Prior to departing back to Alaska, Dr.  Wygal  said, “We don’t know what we’ll uncover, but  whatever  we find will help fill a gap in the chronology of human  history. The peopling of North America was the last chapter in major continental colonization by people coming out of Africa. We  want  to  know  more  about  the first Americans—where they came from, when they arrived, whether they came in small groups or one big migration, and whether they traveled  south  to  people the area now known as the United States over a coastal route or an interior path.”

There are no definitive answers to  these  questions, only contentious debates—including arguments that humans came to present-day America from France  rather than Asia.

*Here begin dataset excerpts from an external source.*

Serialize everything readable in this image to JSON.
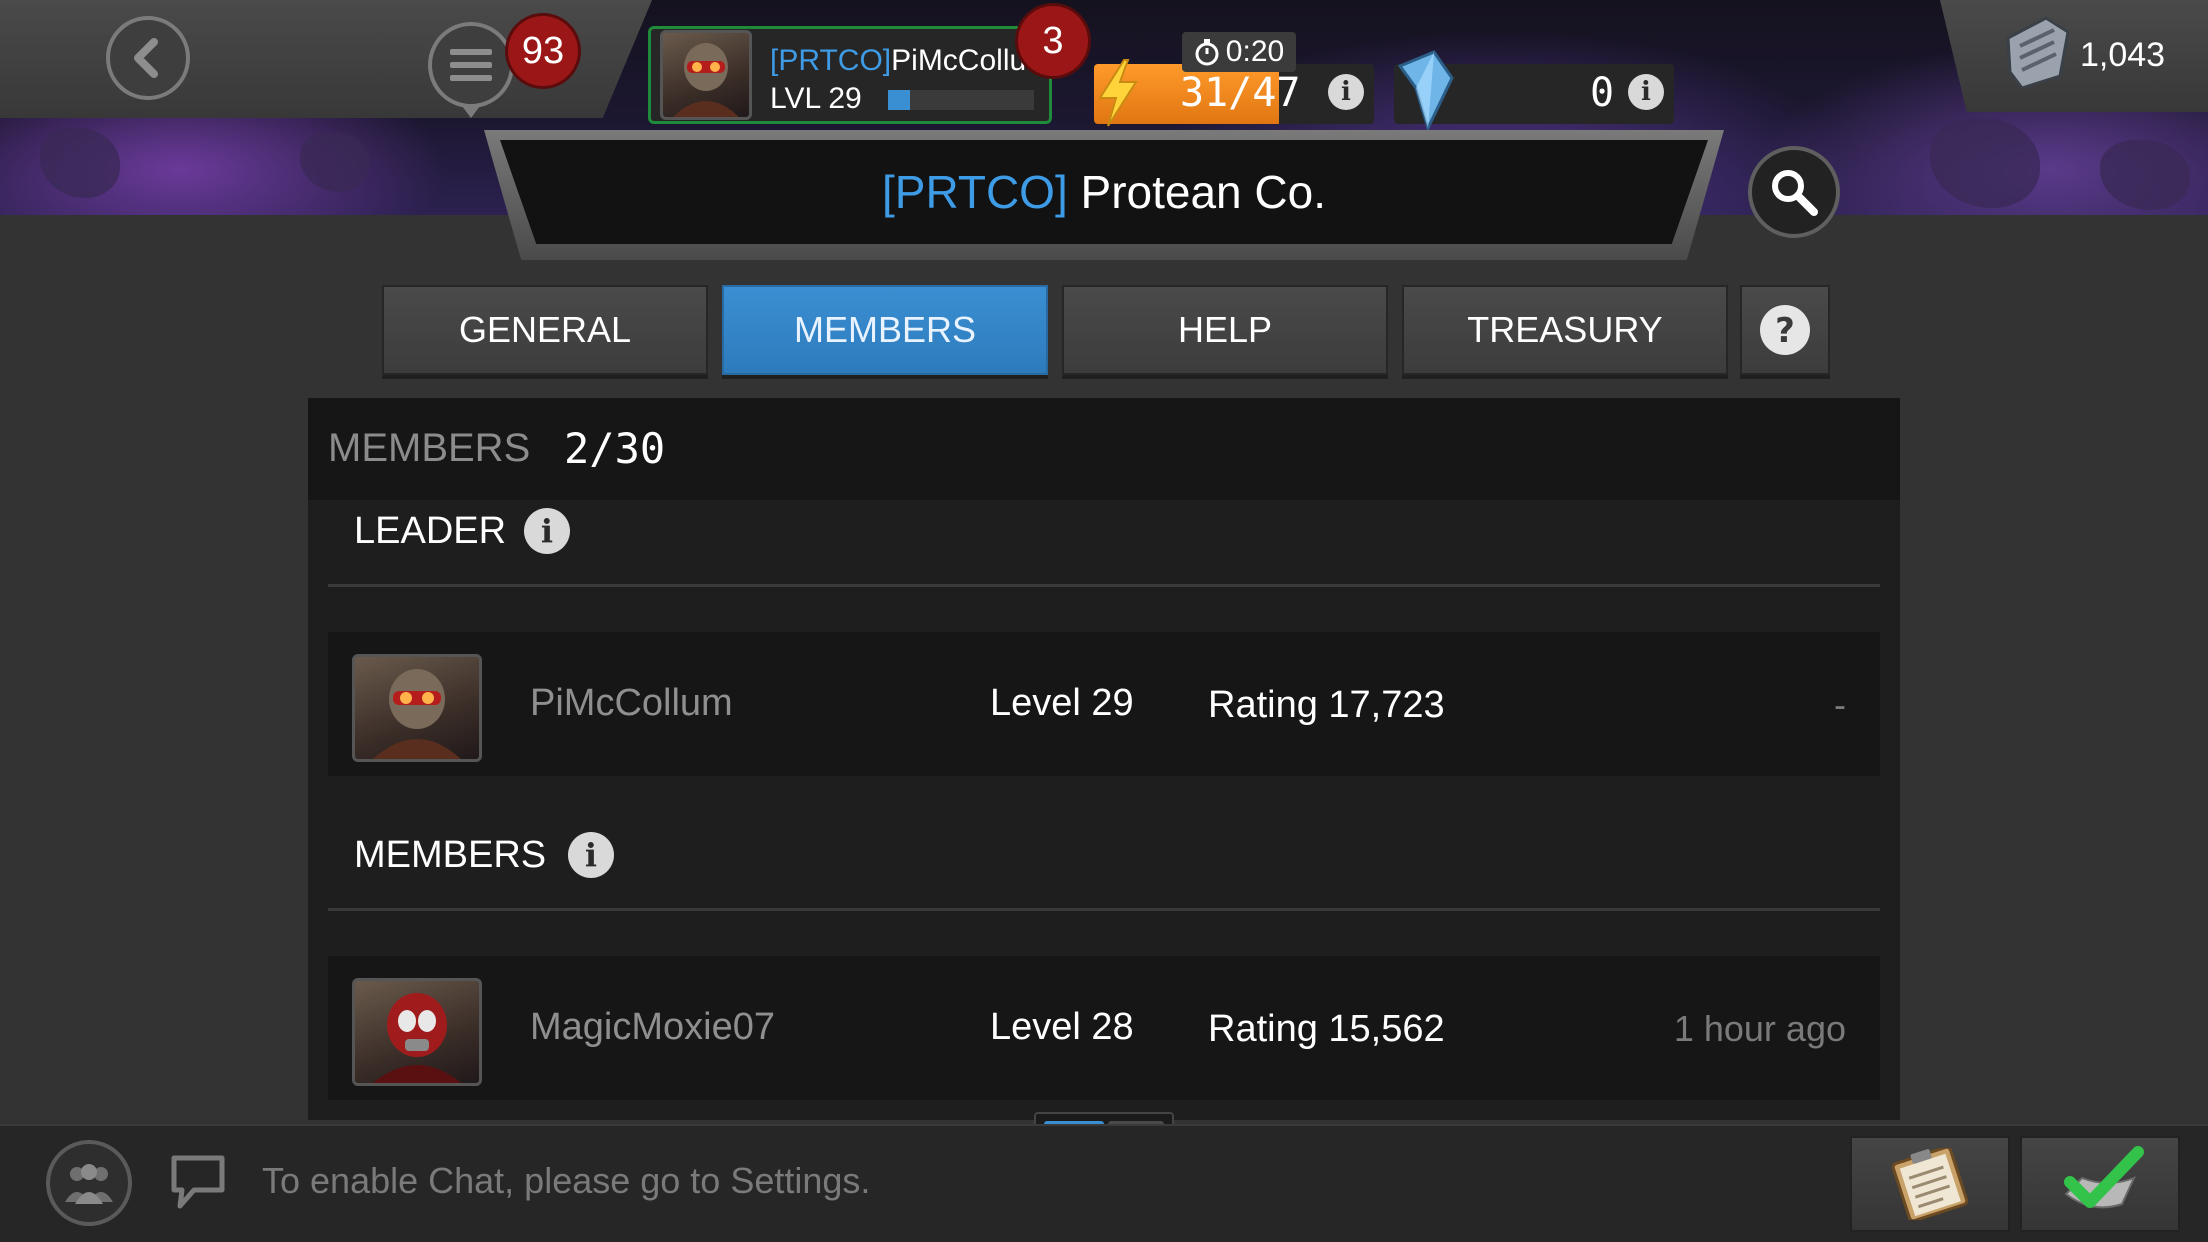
{
  "header": {
    "notifications_count": "93",
    "player": {
      "alliance_tag": "[PRTCO]",
      "name": "PiMcCollum",
      "level_label": "LVL 29",
      "xp_progress": 0.15,
      "badge_count": "3"
    },
    "energy": {
      "timer": "0:20",
      "value": "31/47",
      "fill_fraction": 0.66
    },
    "crystals": {
      "value": "0"
    },
    "units": {
      "value": "1,043"
    }
  },
  "banner": {
    "tag": "[PRTCO]",
    "name": "Protean Co."
  },
  "tabs": [
    {
      "label": "GENERAL",
      "active": false
    },
    {
      "label": "MEMBERS",
      "active": true
    },
    {
      "label": "HELP",
      "active": false
    },
    {
      "label": "TREASURY",
      "active": false
    }
  ],
  "members_panel": {
    "title": "MEMBERS",
    "count": "2/30",
    "leader_section": {
      "title": "LEADER",
      "rows": [
        {
          "name": "PiMcCollum",
          "level": "Level 29",
          "rating": "Rating 17,723",
          "status": "-"
        }
      ]
    },
    "members_section": {
      "title": "MEMBERS",
      "rows": [
        {
          "name": "MagicMoxie07",
          "level": "Level 28",
          "rating": "Rating 15,562",
          "status": "1 hour ago"
        }
      ]
    },
    "scroll_position": 0.6
  },
  "footer": {
    "chat_placeholder": "To enable Chat, please go to Settings."
  },
  "colors": {
    "accent_blue": "#3a8fd2",
    "badge_red": "#9b1717",
    "energy_orange": "#ff9a2b",
    "online_green": "#1f8a3a"
  },
  "icons": [
    "back-arrow-icon",
    "menu-icon",
    "lightning-icon",
    "timer-icon",
    "crystal-shard-icon",
    "info-icon",
    "units-icon",
    "search-icon",
    "help-icon",
    "alliance-group-icon",
    "chat-bubble-icon",
    "clipboard-icon",
    "checkmark-icon"
  ]
}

Dr. Wygal’s position on the issue is steadfast, which explains why he and Dr. Krasinski are so passionate about their fieldwork. “Alaska,”  he said, “holds the key to the timing and route of the first Americans.”

Group of researchers standing together and posing for a group photo.

Students throughout North America seek out Adelphi’s Alaska Field School.

Brian Wygal, Ph.D., is chiefly interested in Alaska archaeology, environmental archaeology,
deglaciation and human colonization, human ecology, technological organization and issues surrounding First Americans. Instrumental in the founding of the Adelphi Archaeological Field School in Alaska, he is also an advocate of bringing new technologies into the classroom and in fieldwork. Dr. Wygal and his students have used global positioning technology to build precise maps, mark and catalogue locations, and excavate in the Alaskan wilderness.
Kathryn Krasinski, Ph.D., focuses her research around hunter-gatherer subsistence, zooarchaeology, vertebrate taphonomy and peopling of the Americas, subarctic Alaska and southern Africa. She earned her doctorate in prehistoric archaeology from the University of Nevada-Reno. With Dr. Wygal, Dr. Krasinski is a key part of giving Adelphi students hands-on experience at Alaskan archeological digs.